Il y a celles qui se détournent et ne veulent pas parler, mais aussi toutes celles qui ont un besoin immense d’échange et d’attentions : des sœurs, des cousines (trois du même village de Moldavie), des Roumaines, des Bulgares, des Moldaves, des Nigérianes, souvent scotchées à leur téléphone portable.

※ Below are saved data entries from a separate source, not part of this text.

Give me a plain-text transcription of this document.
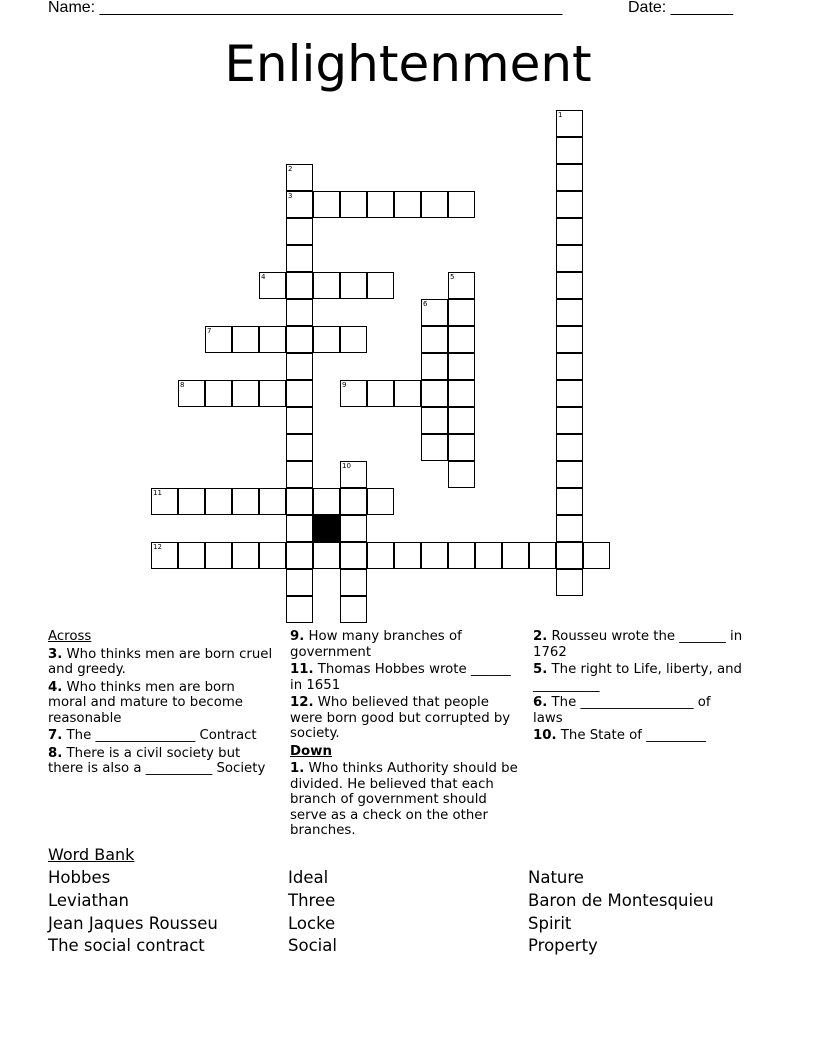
Name: ____________________________________________________	Date: _______
Enlightenment
1
2
3
4	5
6
7
8	9
10
11
12
Across
3. Who thinks men are born cruel and greedy.
4. Who thinks men are born moral and mature to become reasonable
7. The _______________ Contract
8. There is a civil society but there is also a __________ Society
9. How many branches of government
11. Thomas Hobbes wrote ______ in 1651
12. Who believed that people were born good but corrupted by society.
Down
1. Who thinks Authority should be divided. He believed that each branch of government should serve as a check on the other branches.
2. Rousseu wrote the _______ in 1762
5. The right to Life, liberty, and __________
6. The _________________ of laws
10. The State of _________
Word Bank
Hobbes
Leviathan
Jean Jaques Rousseu
The social contract
Ideal
Three
Locke
Social
Nature
Baron de Montesquieu
Spirit
Property
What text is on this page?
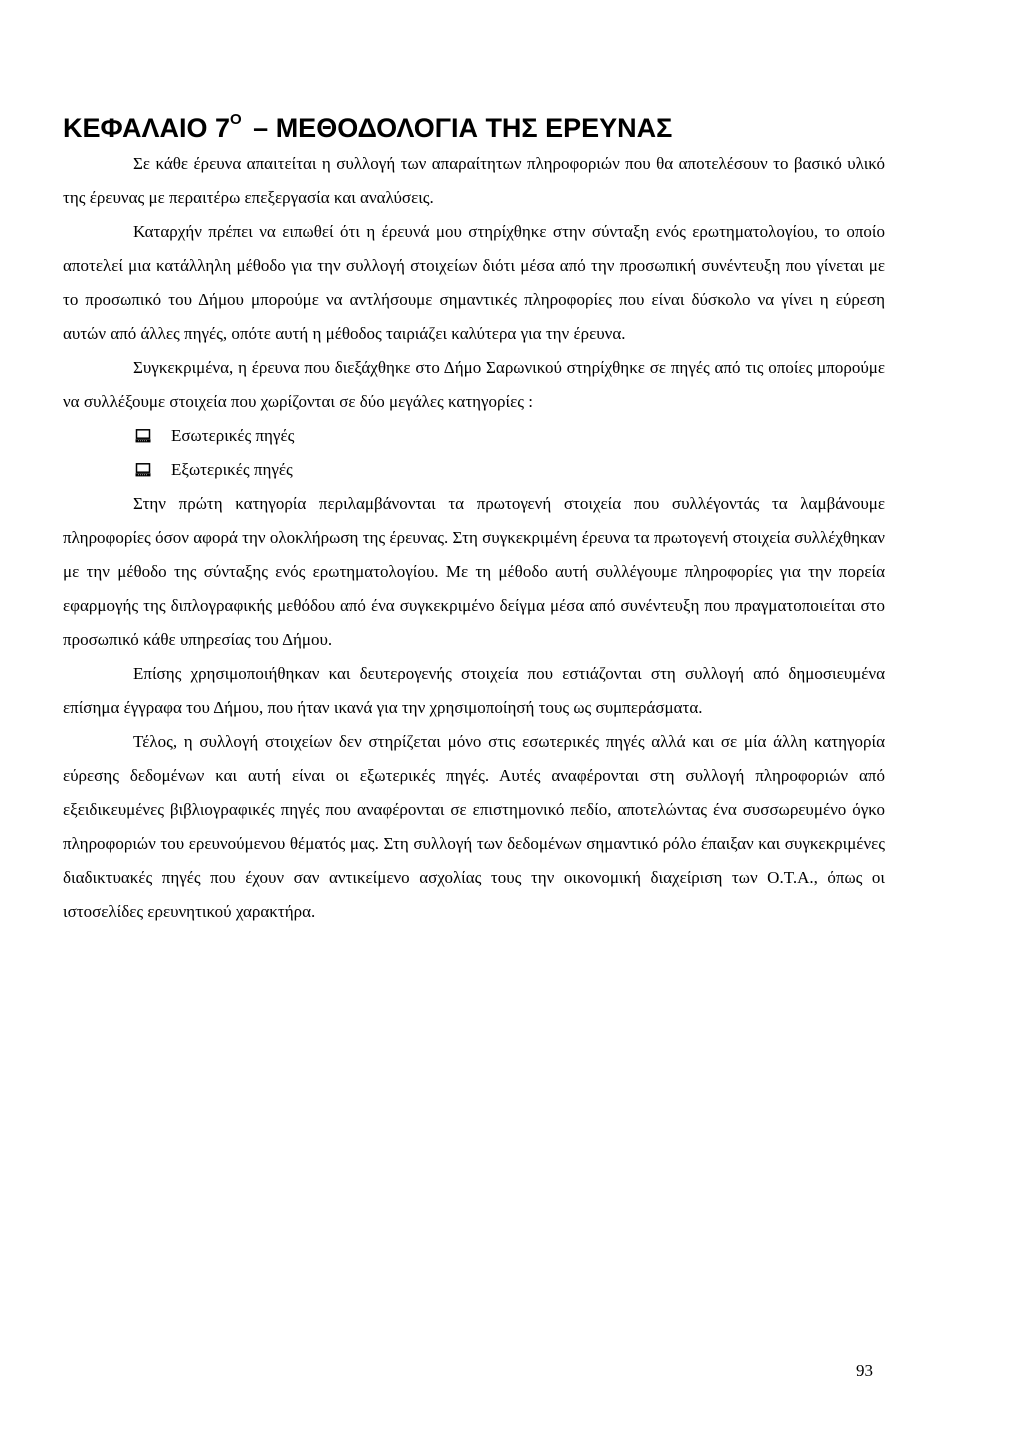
ΚΕΦΑΛΑΙΟ $7^O$ – ΜΕΘΟΔΟΛΟΓΙΑ ΤΗΣ ΕΡΕΥΝΑΣ

Σε κάθε έρευνα απαιτείται η συλλογή των απαραίτητων πληροφοριών που θα αποτελέσουν το βασικό υλικό της έρευνας με περαιτέρω επεξεργασία και αναλύσεις.

Καταρχήν πρέπει να ειπωθεί ότι η έρευνά μου στηρίχθηκε στην σύνταξη ενός ερωτηματολογίου, το οποίο αποτελεί μια κατάλληλη μέθοδο για την συλλογή στοιχείων διότι μέσα από την προσωπική συνέντευξη που γίνεται με το προσωπικό του Δήμου μπορούμε να αντλήσουμε σημαντικές πληροφορίες που είναι δύσκολο να γίνει η εύρεση αυτών από άλλες πηγές, οπότε αυτή η μέθοδος ταιριάζει καλύτερα για την έρευνα.

Συγκεκριμένα, η έρευνα που διεξάχθηκε στο Δήμο Σαρωνικού στηρίχθηκε σε πηγές από τις οποίες μπορούμε να συλλέξουμε στοιχεία που χωρίζονται σε δύο μεγάλες κατηγορίες :

Εσωτερικές πηγές
Εξωτερικές πηγές

Στην πρώτη κατηγορία περιλαμβάνονται τα πρωτογενή στοιχεία που συλλέγοντάς τα λαμβάνουμε πληροφορίες όσον αφορά την ολοκλήρωση της έρευνας. Στη συγκεκριμένη έρευνα τα πρωτογενή στοιχεία συλλέχθηκαν με την μέθοδο της σύνταξης ενός ερωτηματολογίου. Με τη μέθοδο αυτή συλλέγουμε πληροφορίες για την πορεία εφαρμογής της διπλογραφικής μεθόδου από ένα συγκεκριμένο δείγμα μέσα από συνέντευξη που πραγματοποιείται στο προσωπικό κάθε υπηρεσίας του Δήμου.

Επίσης χρησιμοποιήθηκαν και δευτερογενής στοιχεία που εστιάζονται στη συλλογή από δημοσιευμένα επίσημα έγγραφα του Δήμου, που ήταν ικανά για την χρησιμοποίησή τους ως συμπεράσματα.

Τέλος, η συλλογή στοιχείων δεν στηρίζεται μόνο στις εσωτερικές πηγές αλλά και σε μία άλλη κατηγορία εύρεσης δεδομένων και αυτή είναι οι εξωτερικές πηγές. Αυτές αναφέρονται στη συλλογή πληροφοριών από εξειδικευμένες βιβλιογραφικές πηγές που αναφέρονται σε επιστημονικό πεδίο, αποτελώντας ένα συσσωρευμένο όγκο πληροφοριών του ερευνούμενου θέματός μας. Στη συλλογή των δεδομένων σημαντικό ρόλο έπαιξαν και συγκεκριμένες διαδικτυακές πηγές που έχουν σαν αντικείμενο ασχολίας τους την οικονομική διαχείριση των Ο.Τ.Α., όπως οι ιστοσελίδες ερευνητικού χαρακτήρα.

93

Il y a celles qui disparaissent pour laisser place à des inconnues. Celles qui délivrent des récits terribles : les agressions par de vrais cinglés, les actes d’auto-protection qui en disent long (l’une met des collants en plein été pour ne pas se faire tripoter) ; celle qui ne sait pas lire et n’est jamais allée à l’école ; celle qui appelle les clients des cafards

Les militantEs décrivent les soirées d’anniversaire passées au trottoir, les sanglots d’une « nouvelle », les talons aiguille sortis du sac, l’abattement et la tristesse, les insultes par la vitre ouverte des voitures (sales putains)… Dépositaires de confidences, ils écoutent et viennent en aide dans la mesure de leurs moyens : les unes disent avoir « fait » Paris, Bordeaux, Lille, Lyon, Marseille, et vu partout la même misère, les autres souffrent du manque de leurs enfants restés au pays, montrent leurs avis d’expulsion, racontent l’attente sans fin des papiers qui permettraient d’entrevoir un moyen d’échapper à la rue, expriment le désir de trouver un travail : n’importe lequel et j’arrête tout de suite ce boulot de merde.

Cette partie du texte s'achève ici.